Fuel capacity is also greatly increased, as is stores capacity. The number of vessels is maintained. 
For a battlegroup, however, a dual-role ship such as Fort Victoria would of course be useful, since it would enable to keep back a tanker and a stores ships, assigning these only in case of need, instead of having to assign one ship of each kind to a battlegroup leaving Britain even just for an exercise. 

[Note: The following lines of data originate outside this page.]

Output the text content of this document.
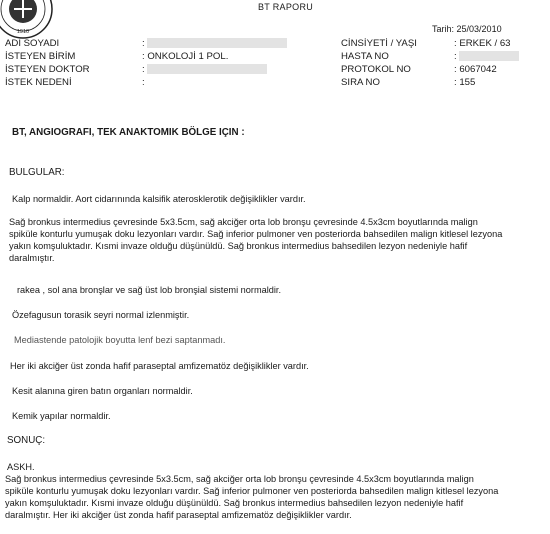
1910
BT RAPORU
Tarih: 25/03/2010
ADI SOYADI	:	CİNSİYETİ / YAŞI	: ERKEK / 63
İSTEYEN BİRİM	: ONKOLOJİ 1 POL.	HASTA NO	:
İSTEYEN DOKTOR	:	PROTOKOL NO	: 6067042
İSTEK NEDENİ	:	SIRA NO	: 155

BT, ANGIOGRAFI, TEK ANAKTOMIK BÖLGE IÇIN :

BULGULAR:

Kalp normaldir. Aort cidarınında kalsifik aterosklerotik değişiklikler vardır.

Sağ bronkus intermedius çevresinde 5x3.5cm, sağ akciğer orta lob bronşu çevresinde 4.5x3cm boyutlarında malign

spiküle konturlu yumuşak doku lezyonları vardır. Sağ inferior pulmoner ven posteriorda bahsedilen malign kitlesel lezyona

yakın komşuluktadır. Kısmi invaze olduğu düşünüldü. Sağ bronkus intermedius bahsedilen lezyon nedeniyle hafif

daralmıştır.

rakea , sol ana bronşlar ve sağ üst lob bronşial sistemi normaldir.

Özefagusun torasik seyri normal izlenmiştir.

Mediastende patolojik boyutta lenf bezi saptanmadı.

Her iki akciğer üst zonda hafif paraseptal amfizematöz değişiklikler vardır.

Kesit alanına giren batın organları normaldir.

Kemik yapılar normaldir.

SONUÇ:

ASKH.

Sağ bronkus intermedius çevresinde 5x3.5cm, sağ akciğer orta lob bronşu çevresinde 4.5x3cm boyutlarında malign

spiküle konturlu yumuşak doku lezyonları vardır. Sağ inferior pulmoner ven posteriorda bahsedilen malign kitlesel lezyona

yakın komşuluktadır. Kısmi invaze olduğu düşünüldü. Sağ bronkus intermedius bahsedilen lezyon nedeniyle hafif

daralmıştır. Her iki akciğer üst zonda hafif paraseptal amfizematöz değişiklikler vardır.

The 6-ships MARS FT concept did indeed include such a large CVF support vessel intended to be part of the carrier task group, but really, i think there is no room for complaints for once. The RFA and Royal Navy get an excellent deal out of MARS FT, even if i'm right and Fort Victoria vanishes.

I'm impressed. 
Did the government finally get the message of sea power and carrier strike then? I sure hope it has. It looks like it has. 


  1. Gabriele

    You will have to pardon me, as I am a bit of a landlubber, not very au fait with Royal Navy matters.

    I am getting a bit confused. When you say, “It is not clear if the last Auxiliary Oiler, RFA Fort Victoria, also single-hulled, will be retired early and replaced by the fourth MARS FT”, you are presumably referring to the AOR class that included “Fort Victoria” (ISD 1994) and “Fort George” (ISD same year). Those were/are ships which combine the functions of fleet oilers and stores ships, weren’t/aren’t they ?

    Then we also have the other ships called “Fort”, built and launched much earlier: i.e. “Fort Rosalie” (ISD 1978) and “Fort Austin” (ISD 1979). Are these the ones you are referring to when you talk about the “Solid Support program which is to deliver solid replenishers to replace the Fort class, but this is still relatively far away in time (the Forts will carry on into the 2020s)". As far as I remember their role was/is to supply warships with food, spare parts and ammunition (Solid Support?). I didn’t even know they were still in service! All these ships called “Fort”!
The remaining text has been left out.